「萧郎未免太自信了,韩信有兵仙之称,矜功伐能,终遭锺室之祸,萧郎无韩信之能,而骄狂胜之,岂不惧哉?我敢问萧郎,此番讨沁州,果真奉了开封诏令吗?」
萧弈竟是默然了片刻,不再反驳,话风一转,道:「我有个礼物要给张元徽,麻烦你带回去————」
待那使者走了,张满屯不由问道:「节帅,要是辩不过那厮,将他砍了也好,怎让他得意洋洋地走了?」
「口舌之争,胜了又能如何?他来试探军情,让他不知虚实便是。
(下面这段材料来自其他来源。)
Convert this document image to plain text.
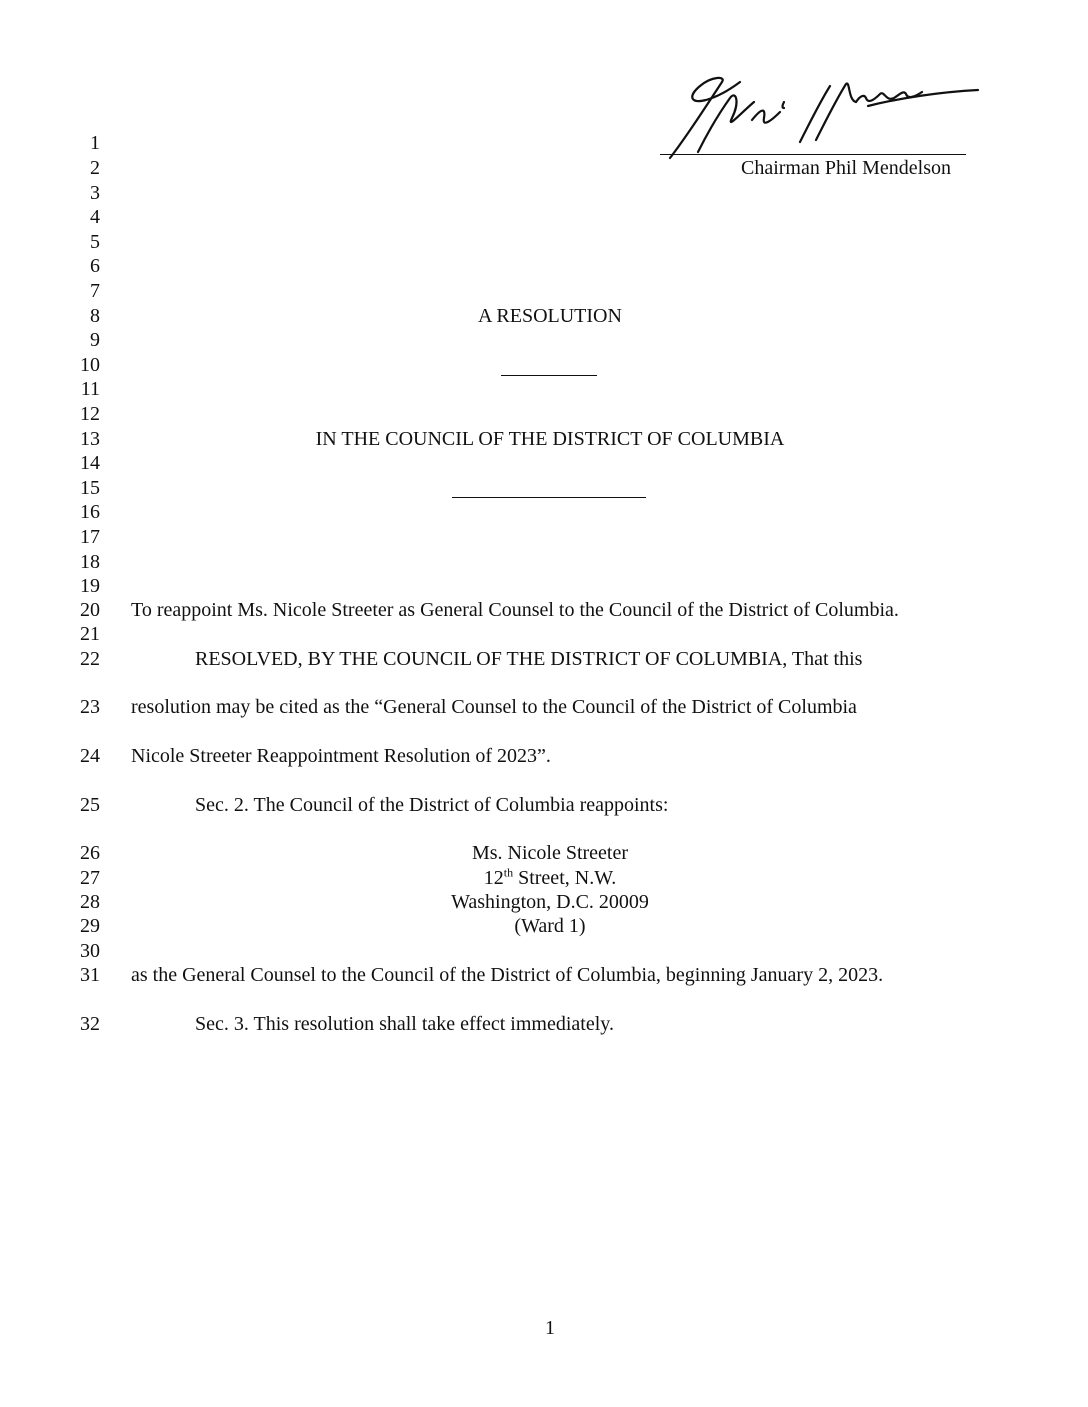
Chairman Phil Mendelson
1
2
3
4
5
6
7
8
9
10
11
12
13
14
15
16
17
18
19
20
21
22
23
24
25
26
27
28
29
30
31
32
A RESOLUTION
IN THE COUNCIL OF THE DISTRICT OF COLUMBIA
To reappoint Ms. Nicole Streeter as General Counsel to the Council of the District of Columbia.
RESOLVED, BY THE COUNCIL OF THE DISTRICT OF COLUMBIA, That this
resolution may be cited as the “General Counsel to the Council of the District of Columbia
Nicole Streeter Reappointment Resolution of 2023”.
Sec. 2. The Council of the District of Columbia reappoints:
Ms. Nicole Streeter
12th Street, N.W.
Washington, D.C. 20009
(Ward 1)
as the General Counsel to the Council of the District of Columbia, beginning January 2, 2023.
Sec. 3. This resolution shall take effect immediately.
1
」
萧弈说罢,招过吕小二,吩咐道:「设法在太原散布流言,说张元徽私下派人与我接触,有书信往来。」
「喏。」
萧弈倒要看看,到底是郭威治他擅启边衅之罪,还是刘崇疑张元徽有暗通款曲之嫌。
雕虫小技,屡试不爽。
「铁牙,你带人於涅水畔、石壑隘一线设砦,随时留意北兵动向。无我命令,无论张元徽如何挑衅,不可攻武乡。」
「喏。」
甫一返回沁州,萧弈打算立即召见闾丘仲卿,商议请昭义军共击武乡县一事。
尚未开口,却是又有通禀。
「节帅,朝廷遣人来了,依旧是王朴。」
「人在何处?」
「尚未入城,在城郊农庄中歇整。」
「我去迎他。」
风尘仆仆赶出沁州南城,沿着官道驰了不多时,拐入一条土路,远远便看到王朴坐在一户农家前,举着个破陶碗喝水。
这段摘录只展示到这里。